Is it usual to pay for MOT retests at the same garage the original one was done?
Depends how long the gap is. My usual places do free retests if it's within a week or so. -- Krusty www.MuddyStuff.co.uk Off-Road Classifieds '02 MV Senna '03 Tiger 955i '96 Tiger '79 Fantic Hiro 250
Was taken back within 5 days, but retest was not done for possibly another 16 days, because of wrong parts ordered. I paid for the MOT when I first collected the bike and now I've just seen it charged for again on the invoice I paid for yesterday (I realy should read what I am paying for at the time). It only failed on a binding rear brake, which they fixed, they also did a 40k service, total cost £378.
Not really. The exemption still only applies to certain items: "...If the vehicle is brought back to the same Testing Station by the end of the next working day for one or more of the following items only, a partial re-examination is again required and this re-examination is also free: Bonnet, boot lid, brake pedal anti-slip, direction indicators, doors, dropsides, fuel filler cap, hazard warning, horn, lamps, loading door, mirrors, rear reflectors, registration plates, seatbelts (but not anchorages), seats, sharp edges or projections, steering wheel, tailboard, tailgate, vehicle identification number (VIN), windscreen and glass, windscreen wipers/washers, wheels* and tyres*..." So if it's for welding, suspension, brakes, emissions, exhausts then it will be re-charged. Same as it always was.

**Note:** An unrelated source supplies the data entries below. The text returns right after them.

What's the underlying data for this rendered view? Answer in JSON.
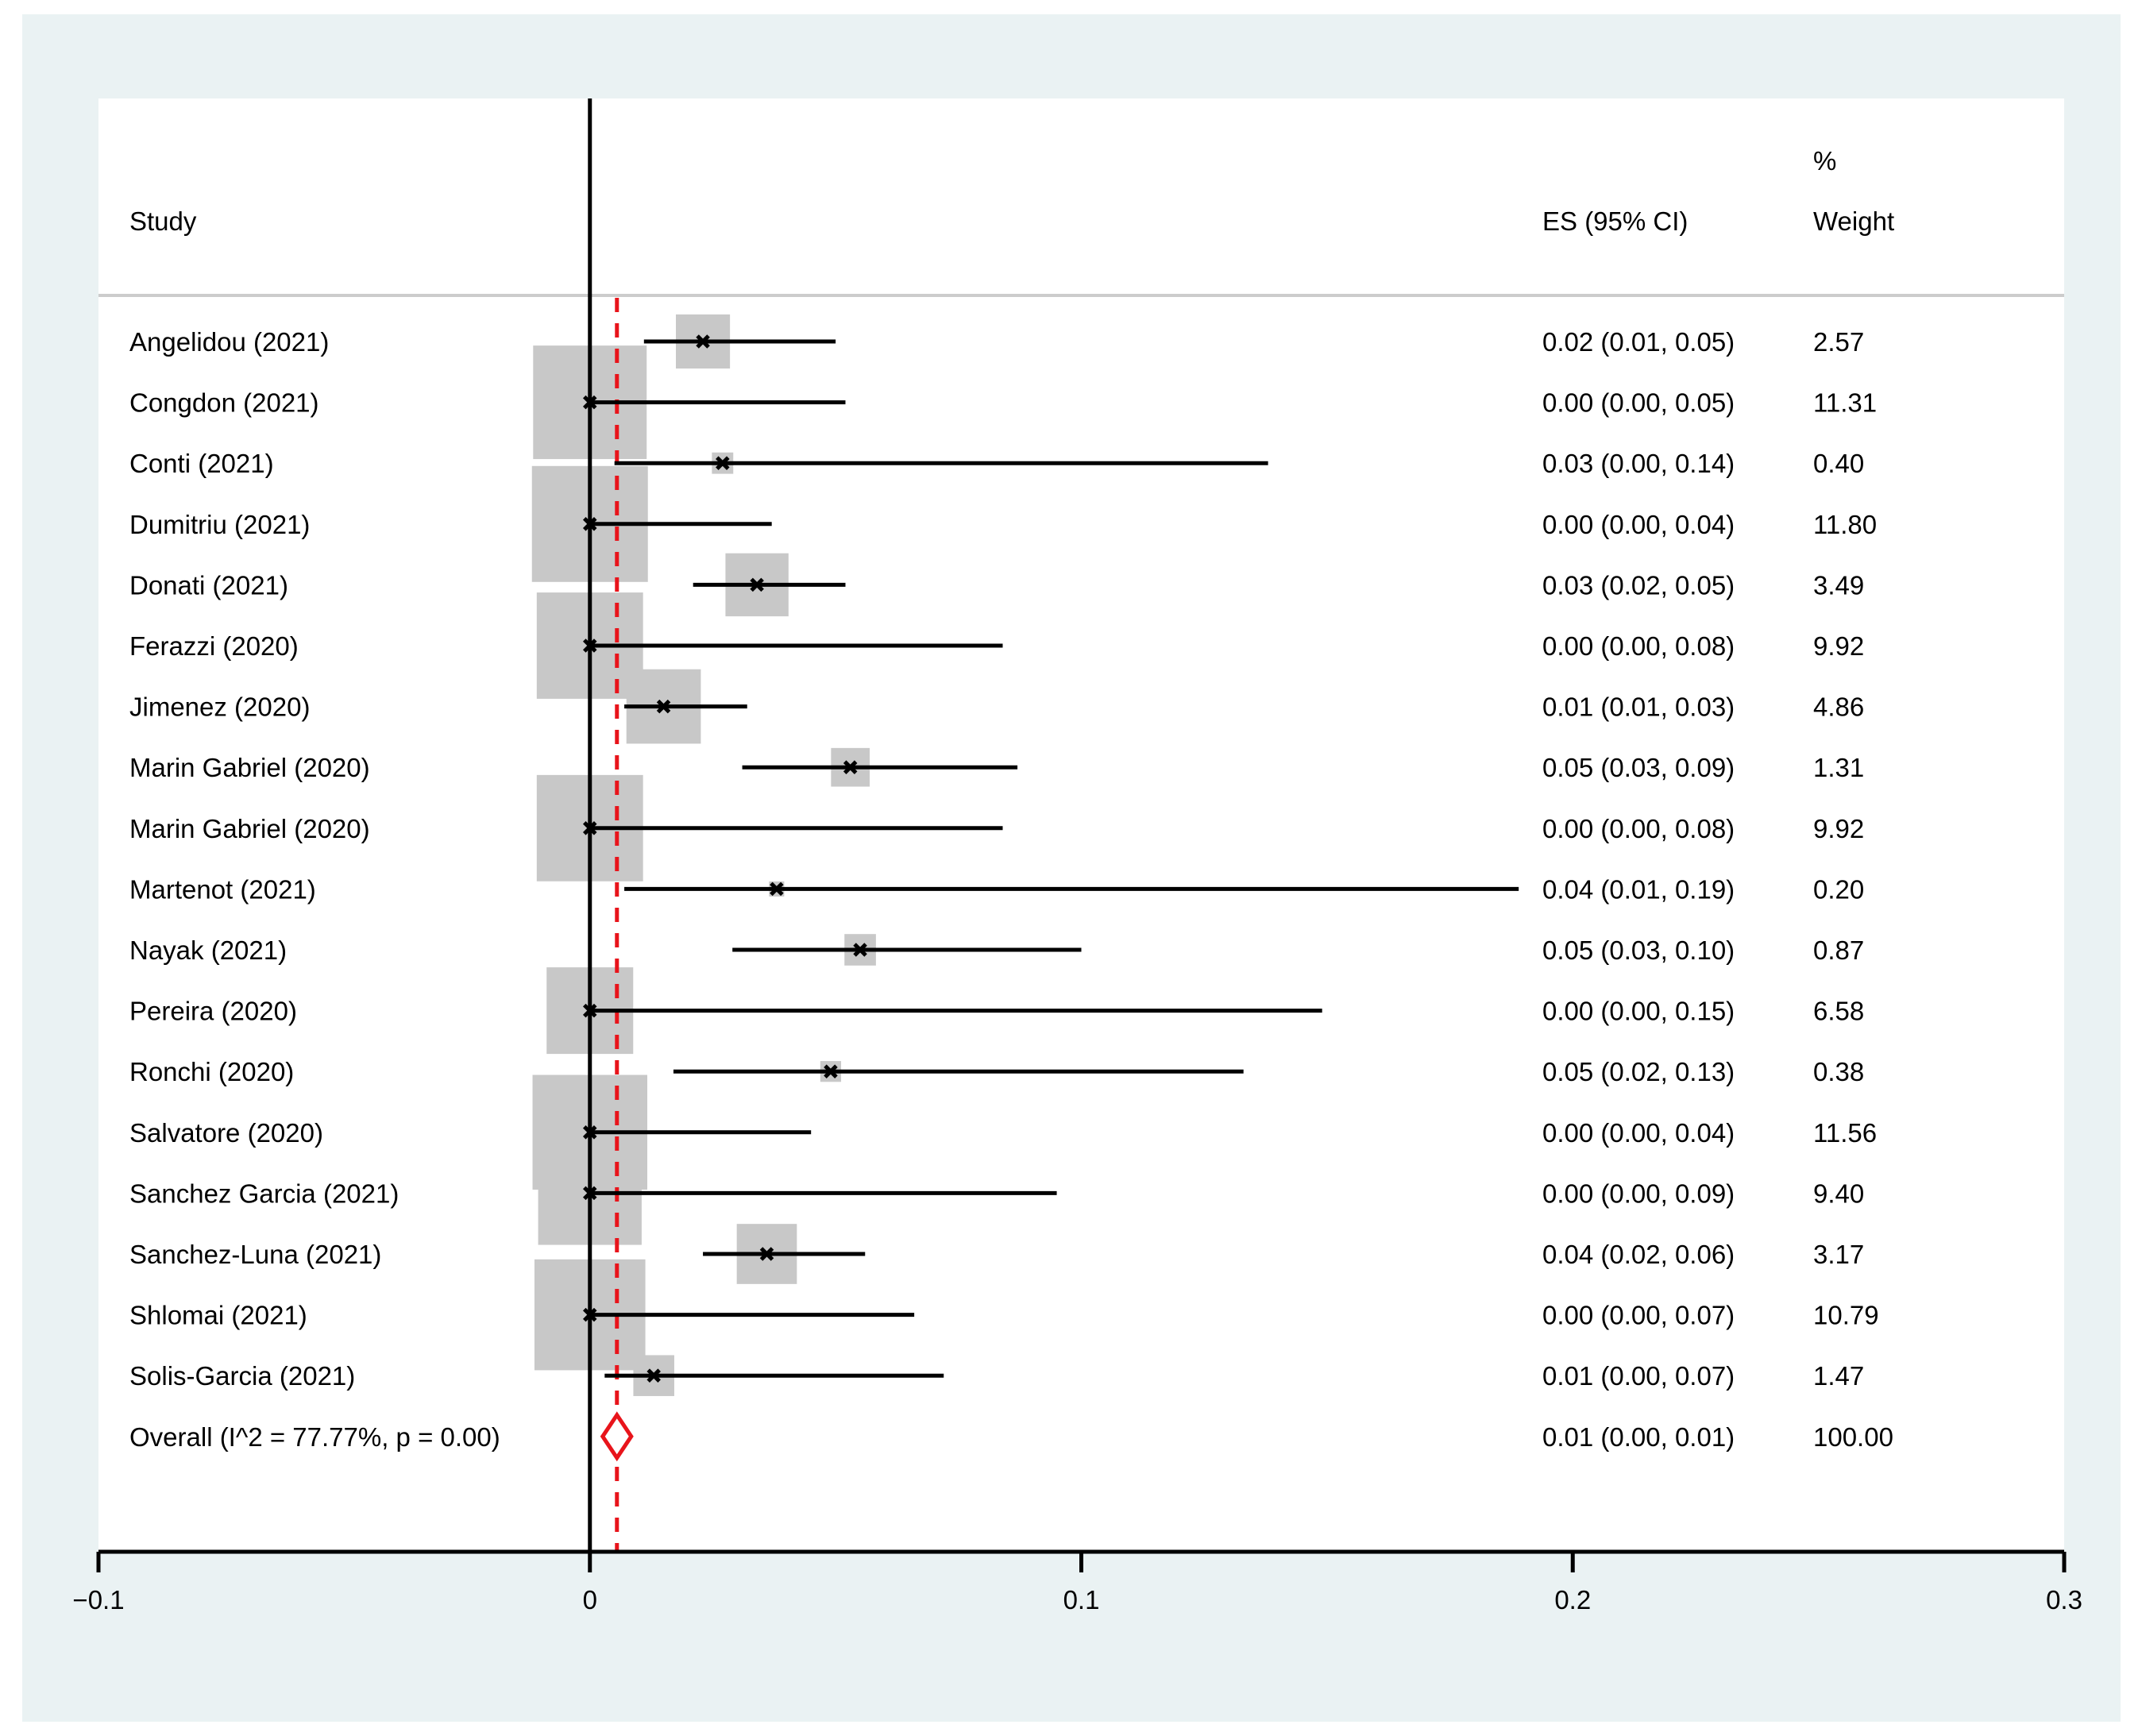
{
  "chart_data": {
    "type": "forest",
    "headers": {
      "study": "Study",
      "es": "ES (95% CI)",
      "weight_top": "%",
      "weight": "Weight"
    },
    "xlim": [
      -0.1,
      0.3
    ],
    "x_ticks": [
      -0.1,
      0,
      0.1,
      0.2,
      0.3
    ],
    "x_tick_labels": [
      "−0.1",
      "0",
      "0.1",
      "0.2",
      "0.3"
    ],
    "reference_line": 0,
    "overall_line": 0.0055,
    "grid": false,
    "studies": [
      {
        "label": "Angelidou  (2021)",
        "es": 0.023,
        "lo": 0.011,
        "hi": 0.05,
        "weight": 2.57,
        "ci_text": "0.02 (0.01, 0.05)",
        "weight_text": "2.57"
      },
      {
        "label": "Congdon (2021)",
        "es": 0.0,
        "lo": 0.0,
        "hi": 0.052,
        "weight": 11.31,
        "ci_text": "0.00 (0.00, 0.05)",
        "weight_text": "11.31"
      },
      {
        "label": "Conti  (2021)",
        "es": 0.027,
        "lo": 0.005,
        "hi": 0.138,
        "weight": 0.4,
        "ci_text": "0.03 (0.00, 0.14)",
        "weight_text": "0.40"
      },
      {
        "label": "Dumitriu  (2021)",
        "es": 0.0,
        "lo": 0.0,
        "hi": 0.037,
        "weight": 11.8,
        "ci_text": "0.00 (0.00, 0.04)",
        "weight_text": "11.80"
      },
      {
        "label": "Donati  (2021)",
        "es": 0.034,
        "lo": 0.021,
        "hi": 0.052,
        "weight": 3.49,
        "ci_text": "0.03 (0.02, 0.05)",
        "weight_text": "3.49"
      },
      {
        "label": "Ferazzi  (2020)",
        "es": 0.0,
        "lo": 0.0,
        "hi": 0.084,
        "weight": 9.92,
        "ci_text": "0.00 (0.00, 0.08)",
        "weight_text": "9.92"
      },
      {
        "label": "Jimenez  (2020)",
        "es": 0.015,
        "lo": 0.007,
        "hi": 0.032,
        "weight": 4.86,
        "ci_text": "0.01 (0.01, 0.03)",
        "weight_text": "4.86"
      },
      {
        "label": "Marin Gabriel  (2020)",
        "es": 0.053,
        "lo": 0.031,
        "hi": 0.087,
        "weight": 1.31,
        "ci_text": "0.05 (0.03, 0.09)",
        "weight_text": "1.31"
      },
      {
        "label": "Marin Gabriel  (2020)",
        "es": 0.0,
        "lo": 0.0,
        "hi": 0.084,
        "weight": 9.92,
        "ci_text": "0.00 (0.00, 0.08)",
        "weight_text": "9.92"
      },
      {
        "label": "Martenot  (2021)",
        "es": 0.038,
        "lo": 0.007,
        "hi": 0.189,
        "weight": 0.2,
        "ci_text": "0.04 (0.01, 0.19)",
        "weight_text": "0.20"
      },
      {
        "label": "Nayak  (2021)",
        "es": 0.055,
        "lo": 0.029,
        "hi": 0.1,
        "weight": 0.87,
        "ci_text": "0.05 (0.03, 0.10)",
        "weight_text": "0.87"
      },
      {
        "label": "Pereira  (2020)",
        "es": 0.0,
        "lo": 0.0,
        "hi": 0.149,
        "weight": 6.58,
        "ci_text": "0.00 (0.00, 0.15)",
        "weight_text": "6.58"
      },
      {
        "label": "Ronchi  (2020)",
        "es": 0.049,
        "lo": 0.017,
        "hi": 0.133,
        "weight": 0.38,
        "ci_text": "0.05 (0.02, 0.13)",
        "weight_text": "0.38"
      },
      {
        "label": "Salvatore  (2020)",
        "es": 0.0,
        "lo": 0.0,
        "hi": 0.045,
        "weight": 11.56,
        "ci_text": "0.00 (0.00, 0.04)",
        "weight_text": "11.56"
      },
      {
        "label": "Sanchez Garcia  (2021)",
        "es": 0.0,
        "lo": 0.0,
        "hi": 0.095,
        "weight": 9.4,
        "ci_text": "0.00 (0.00, 0.09)",
        "weight_text": "9.40"
      },
      {
        "label": "Sanchez-Luna (2021)",
        "es": 0.036,
        "lo": 0.023,
        "hi": 0.056,
        "weight": 3.17,
        "ci_text": "0.04 (0.02, 0.06)",
        "weight_text": "3.17"
      },
      {
        "label": "Shlomai  (2021)",
        "es": 0.0,
        "lo": 0.0,
        "hi": 0.066,
        "weight": 10.79,
        "ci_text": "0.00 (0.00, 0.07)",
        "weight_text": "10.79"
      },
      {
        "label": "Solis-Garcia  (2021)",
        "es": 0.013,
        "lo": 0.003,
        "hi": 0.072,
        "weight": 1.47,
        "ci_text": "0.01 (0.00, 0.07)",
        "weight_text": "1.47"
      }
    ],
    "overall": {
      "label": "Overall  (I^2 = 77.77%, p = 0.00)",
      "es": 0.0055,
      "lo": 0.003,
      "hi": 0.009,
      "ci_text": "0.01 (0.00, 0.01)",
      "weight_text": "100.00"
    },
    "colors": {
      "outer_background": "#eaf2f3",
      "plot_background": "#ffffff",
      "weight_box": "#c8c8c8",
      "ci_line": "#000000",
      "overall_marker": "#e8141b",
      "overall_line": "#e8141b",
      "header_rule": "#cccccc"
    }
  }
}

An MOT failure because of a brake fault requires a full re-test of EVERYTHING and it's not free. You weren't ripped off or double charged, you were simply charged for the work done. (The work being another MOT test) -- Beav VN 750 Zed 1000 OMF# 19
You need to read the article, particularly: "If a vehicle does not qualify for a partial re-examination as listed above, a full re-examination is required and a full fee may be charged." So, if it fails on a brake fault and you take it off the premises a full fee may be charged. This hasn't changed from the previous arrangements.
Yes, left it on, no problem. They where impressed and asked where I got it from. I'll be taking the nose off this weekend and fitting the main beam HID and a nautilus horn well as . On the subject of lights, I see Osram have the night breaker 90% brighter halogens (road legal) as an answer to the Philips X-Treme 80% brighter and on ebay they are about half the price.
Good to know, thanks. Just fitted one H4 on the ST1100 last night. Very impressed I am. I tried some fancy Philips bulbs in a cage once. I didn't notice any appreciable increase in the light, and they both blew within a couple of months ISTR.
Using the patented Mavis Beacon "Hunt&Peck" Technique, Drew.H I've said this before, but the fitting of overly-bright (and usually badly-aimed) headlights is purely fucking antisocial and dangerous.
Using the patented Mavis Beacon "Hunt&Peck" Technique, Hog The case for the prosecution rests, m'lud.
TBF a lot of people do flash the Porker at night (feed lines R Us), next service I shall get them angled down a little over stock, but you just cannot knock being on the right side of them. My Bandit with the twin Cibies and Osram Silverstars is almost as good, people flash that as well. Jumping on the ST4S which has good lights by bike standards is shit by comparison and 10mph slower at night.